«Piero ha rappresentato nel panorama sempre più esile dei reduci una personalità particolare. Ognuno di loro ha raccontato la propria esperienza: sono stati tranciati milioni di mondi in quelle baracche, ogni persona è un mondo, e la diversità dei reduci lo testimonia. Ma lui ci metteva un’enfasi e una passione particolari, con semplicità, cordialità e anche un sorriso aperto con i ragazzi che incontrava».
È uno dei passaggi di una intervista che il rabbino capo di Roma, rav Riccardo Di Segni, ha rilasciato al quotidiano La Repubblica e nella quale ricorda Piero Terracina, morto ieri e i cui funerali si terranno oggi.
Il rabbino Di Segni ricorda l’instancabile impegno di Terracina nel trasmettere alle nuove generazioni la memoria della Shoah, “ma ci sono voluti decenni perché iniziasse il flusso dei ricordi”.

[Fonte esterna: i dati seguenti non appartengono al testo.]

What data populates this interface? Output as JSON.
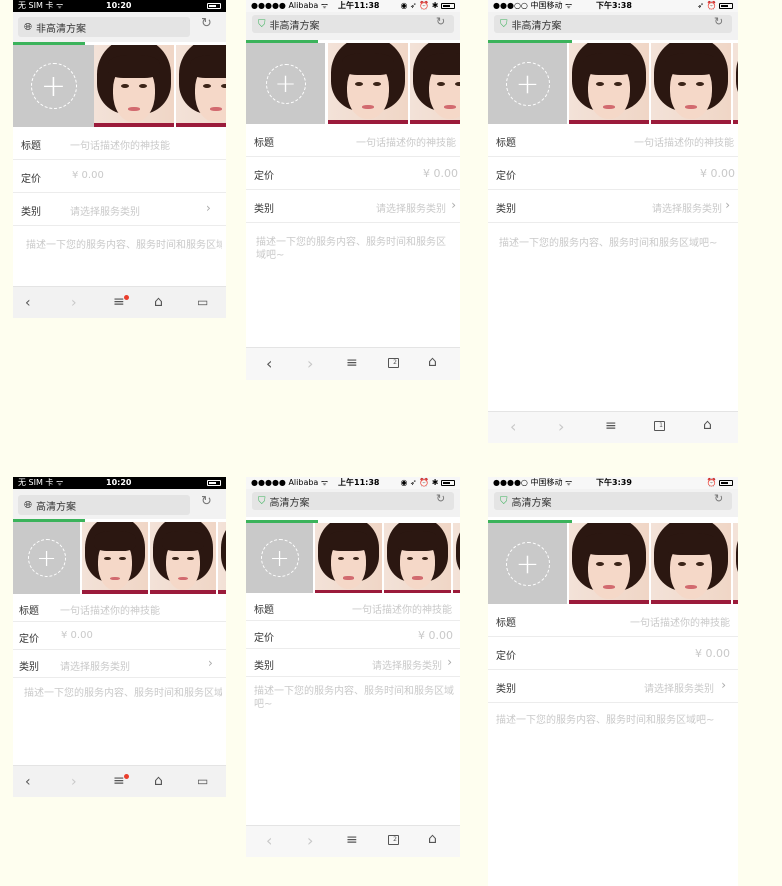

“Nei suoi incontri con le scuole, davvero tanti, – ricorda il rabbino Di Segni – metteva passione. Oggi spiegare l’Olocausto è più difficile, eppure ce n’è sempre bisogno. Bisogna continuare a lottare contro il razzismo e l’antisemitismo. Rispetto ai problemi di intolleranza che ci sono, l’antisemitismo non è forse il principale, ma episodi di razzismo se ne contano, eccome». «La questione dell’intolleranza – conclude – è un problema a 360 gradi che va combattuto sostanzialmente e non formalmente. C’è un brutto clima in generale nel Paese».